Il résulte de l'ensemble de ce qui précède que la S.A.S. Elsass fenster en cessation de paiement depuis 11 mois, et sans signe d'activité, n'avait aucunement la capacité financière de conclure le 03 septembre 2018 un contrat d'apprentissage d'une durée de deux ans avec Monsieur [M] [I], et ce deux mois avant son placement liquidation judiciaire.



L'existence d'un déséquilibre manifeste entre les prestations des parties est ainsi rapportée, et entraîne l'annulation du contrat d'apprentissage.

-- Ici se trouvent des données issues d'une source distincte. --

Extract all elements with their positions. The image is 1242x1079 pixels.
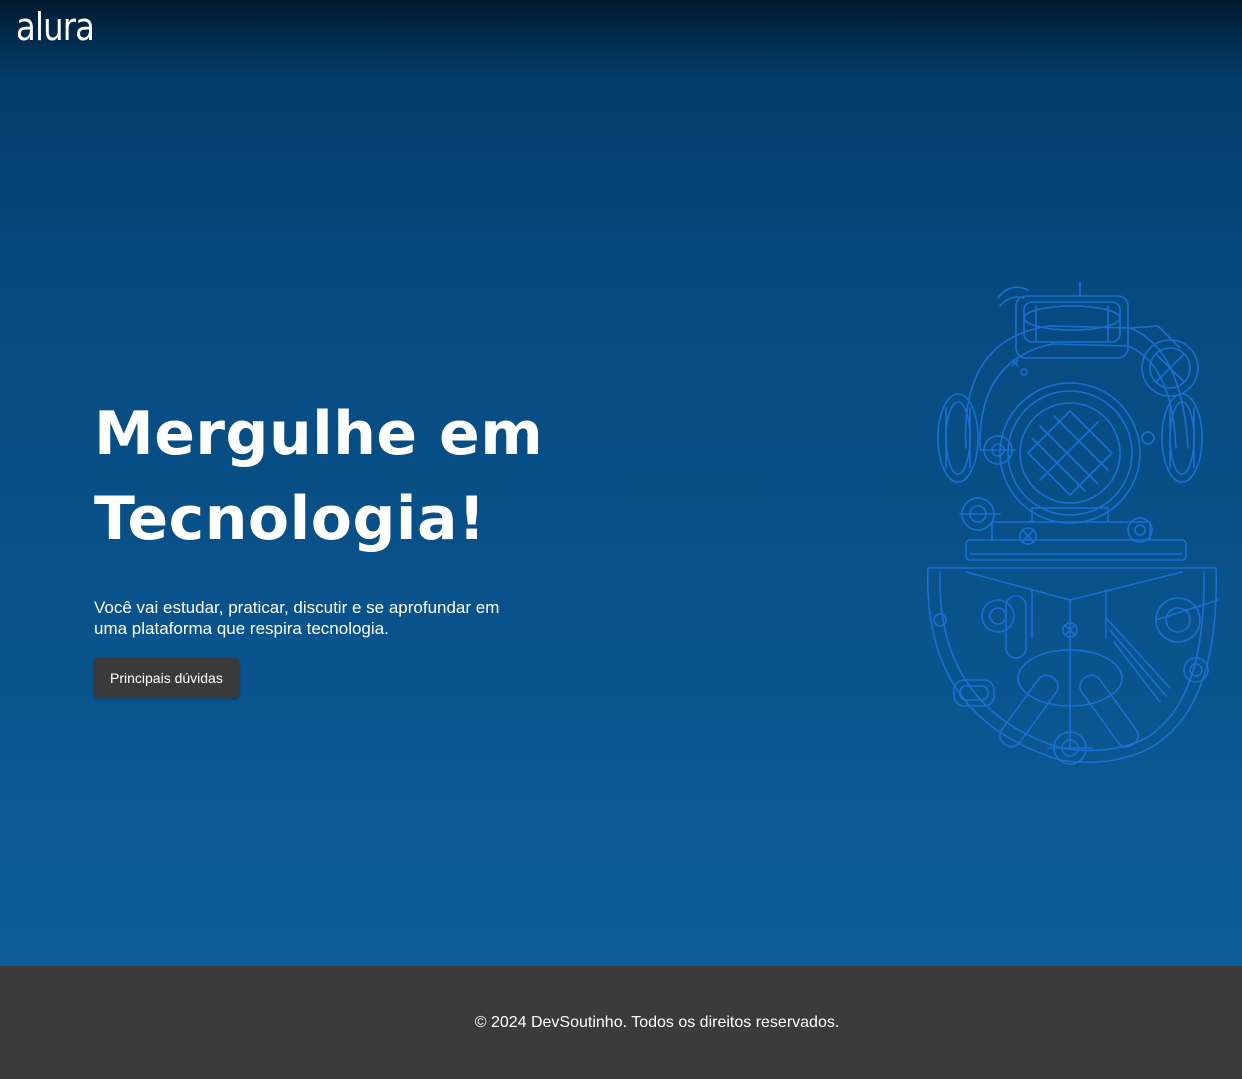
hero-section: alura Mergulhe em Tecnologia! Você vai e…	[0, 0, 1242, 966]
footer: © 2024 DevSoutinho. Todos os direitos re…	[0, 966, 1242, 1079]
faq-button[interactable]: Principais dúvidas	[94, 658, 239, 698]
hero-subtitle: Você vai estudar, praticar, discutir e s…	[94, 598, 500, 638]
headline-line-2: Tecnologia!	[94, 484, 486, 554]
headline-line-1: Mergulhe em	[94, 399, 544, 469]
copyright-text: © 2024 DevSoutinho. Todos os direitos re…	[474, 1013, 840, 1031]
hero-headline: Mergulhe em Tecnologia!	[94, 392, 654, 562]
alura-logo[interactable]: alura	[16, 8, 95, 46]
diving-helmet-icon	[926, 281, 1219, 765]
page: alura Mergulhe em Tecnologia! Você vai e…	[0, 0, 1242, 1079]
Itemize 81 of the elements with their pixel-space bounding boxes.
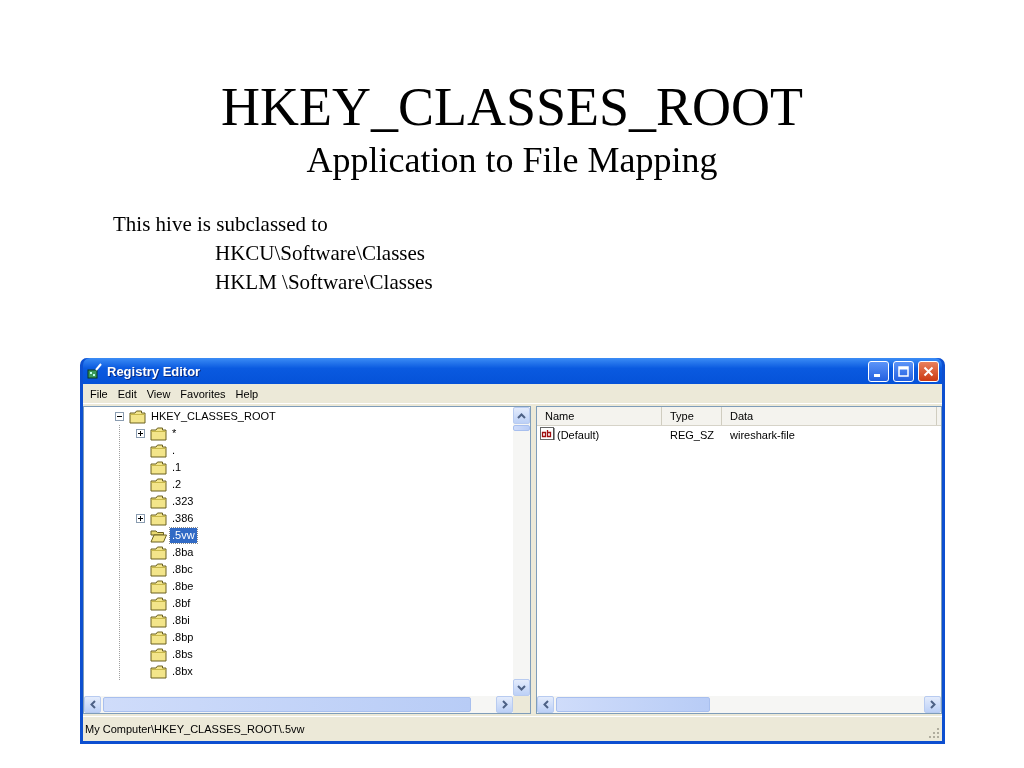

Il y a néanmoins lieu de compléter le jugement en prononçant l'annulation du contrat litigieux en application de l'article L 632-1 du code du commerce conformément à la demande du liquidateur judiciaire.



La nullité du contrat entraîne par voie de conséquence le rejet de toutes les demandes formulées par Monsieur [M] [I] qui trouvent leur source au sein du contrat annulé, et non pas l'irrecevabilité tel que jugé par le conseil des prud'hommes. Sur ce dernier point, le jugement sera infirmé.



2. Sur les demandes annexes



Faute de fixation de créances, l'AGS ne doit pas sa garantie, le jugement est confirmé sur ce point.



Eu égard à l'issue du litige, le jugement doit également être confirmé en ce qu'il condamne le demandeur aux entiers frais et dépens.



L'appelant qui succombe en toutes ses prétentions est condamné aux dépens d'appel.



Enfin l'équité commande de rejeter la demande de frais irrépétibles formée par le liquidateur judiciaire.





PAR CES MOTIFS





La Cour, Chambre sociale, statuant par arrêt contradictoire mis à disposition au greffe, après débats en audience publique et après en avoir délibéré,



Confirme le jugement rendu le 15 décembre 2021 par le conseil des prud'hommes de Saverne en toutes ses dispositions SAUF en ce qu'il déclare les demandes de Monsieur [M] [I] irrecevables ;



Statuant à nouveau sur le chef infirmé, Y ajoutant ;



Prononce la nullité du contrat d'apprentissage conclu le 03 septembre 2018 entre Monsieur [M] [I] et la S.A.S. Elsass fenster ;



Déboute Monsieur [M] [I] de l'ensemble de ses demandes ;



Condamne Monsieur [M] [I] aux entiers dépens de la procédure d'appel ;



Déboute la SELAS MJE, prise en la personne de Maître [Y], ès-qualités de liquidateur judiciaire de la S.A.S. Elsass fenster de sa demande au titre de l'article 700 du code de procédure civile.



Ledit arrêt a été prononcé par mise à disposition au greffe le 13 février 2024 et signé par Madame Christine DORSCH, Président de Chambre, et par Madame Martine THOMAS, Greffier.